Sin detenerme en otras versiones más recientes, ninguna de las cuales está a la altura del original, venga un lamento por esa gran oportunidad perdida que es Hook (El capitán Garfio), dirigida por Steven Spielberg en 1991, y que parte de una genial premisa. Esta consiste en imaginar que Peter Pan también marchó al mundo real y creció, olvidando por completo su pasado e integrándose como un ser humano cualquiera, mas el País de Nunca Jamás y sus habitantes no han podido prescindir de su presencia, de tal modo que su archienemigo, el capitán Garfio acaba secuestrando a los hijos del maduro Peter (ahora apellidado Banning) para forzarlo a regresar y obligarlo a aceptar su condición. Ahora bien, el modo en que esta idea se materializa no puede ser más trivial: un cántico conservador a la familia tradicional que convierte a Peter Banning es un ejecutivo agresivo sin tiempo para los suyos que descubrirá lo satisfactorio que es recuperar a sus hijos impresionándolos con una aventurilla en Nunca Jamás. Una auténtica pena el desperdicio de la idea de partida (que ya está en Barrie: en el capítulo V de Peter y Wendy se dice bien claro que Nunca Jamás revive con el regreso de su más carismático habitante), por mucho que deje bien claro el inagotable manantial de sugerencias que ofrece la inmortal creación del escritor escocés.
1 Vuelvo a señalar que, del vasto número de traducciones existentes en el mercado español, destaco tres: la de Mauro Armiño para Valdemar (la más bonita, por la calidad de sus ilustraciones), la de Ana Belén Ramos y Javier Fernández para Cátedra (la más completa, puesto que incluye las distintas versiones comentadas a lo largo de este artículo, aparte de un magnífico estudio previo), y la de Nazaret de Terán Bleiberg para Alianza (mi favorita, porque es la que posee mayor belleza literaria).

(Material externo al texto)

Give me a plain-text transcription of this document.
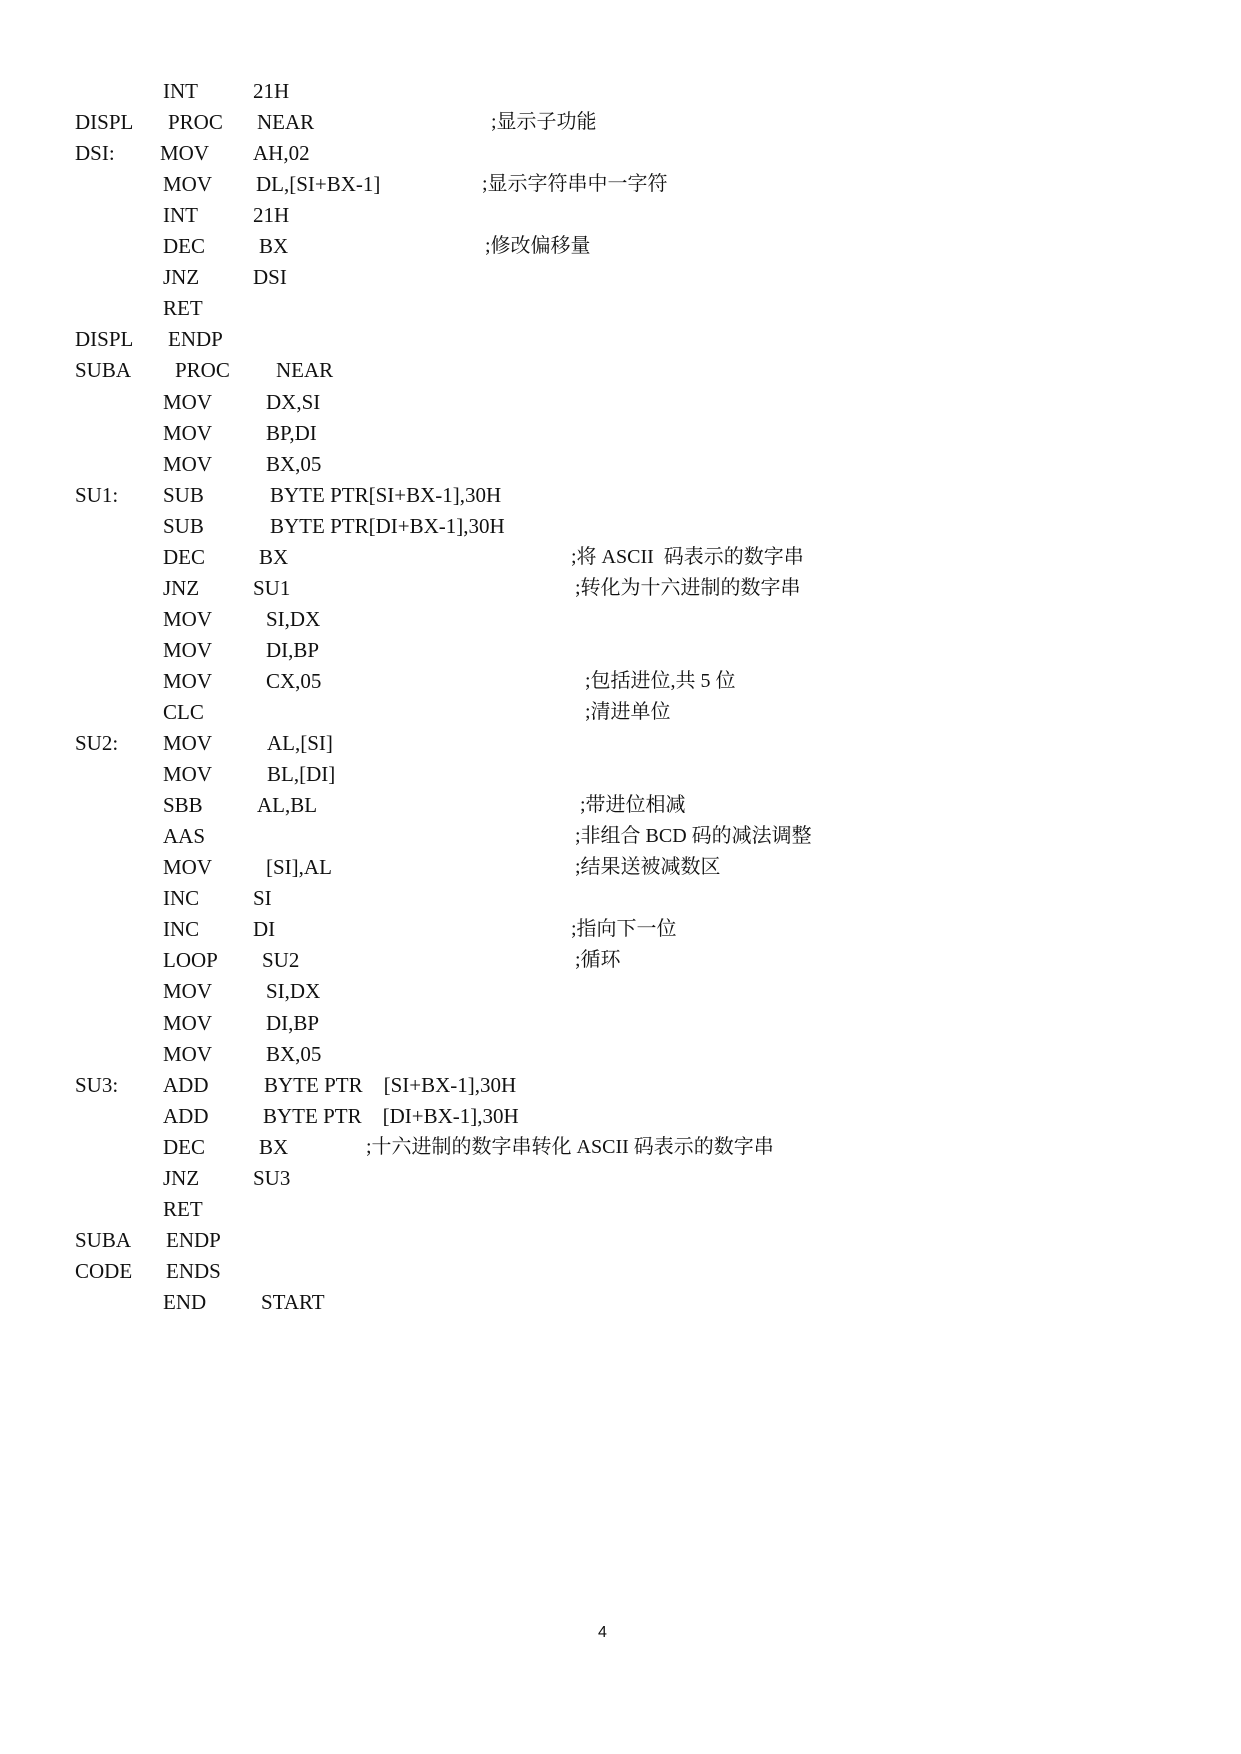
INT	21H
DISPL PROC NEAR	;显示子功能
DSI: MOV AH,02
MOV DL,[SI+BX-1]	;显示字符串中一字符
INT	21H
DEC	BX	;修改偏移量
JNZ	DSI
RET
DISPL ENDP
SUBA PROC NEAR
MOV	DX,SI
MOV	BP,DI
MOV	BX,05
SU1: SUB	BYTE PTR[SI+BX-1],30H
SUB	BYTE PTR[DI+BX-1],30H
DEC	BX	;将 ASCII  码表示的数字串
JNZ	SU1	;转化为十六进制的数字串
MOV	SI,DX
MOV	DI,BP
MOV	CX,05	;包括进位,共 5 位
CLC	;清进单位
SU2: MOV	AL,[SI]
MOV	BL,[DI]
SBB	AL,BL	;带进位相减
AAS	;非组合 BCD 码的减法调整
MOV	[SI],AL	;结果送被减数区
INC	SI
INC	DI	;指向下一位
LOOP SU2	;循环
MOV	SI,DX
MOV	DI,BP
MOV	BX,05
SU3: ADD	BYTE PTR    [SI+BX-1],30H
ADD	BYTE PTR    [DI+BX-1],30H
DEC	BX	;十六进制的数字串转化 ASCII 码表示的数字串
JNZ	SU3
RET
SUBA ENDP
CODE ENDS
END	START
4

No conocia la genesis del personaje al haberme acercado a él desde la novela que ya conocemos, y de ahí, a las diversas versiones (bueno, no tanto porque mi primera versión fue, como la de muchos, la de Disney), y me ha sorprendido el papel de Peter llevándose las almas de los muertos..Como curiosidad, Los Iniciados compusieron una canción sobre él en el que hacen referencia directa a este cometido.
El proceso de creación de Peter Pan es de lo más curioso. Yo lo descubrí a través de la edición de Cátedra, que es la que contiene la práctica totalidad de las versiones, y luego el libro de Silvia Herreros «Todos crecen menos Peter», que es un magnífico análisis del mismo. ¡Buscaré esa canción de Los Iniciados!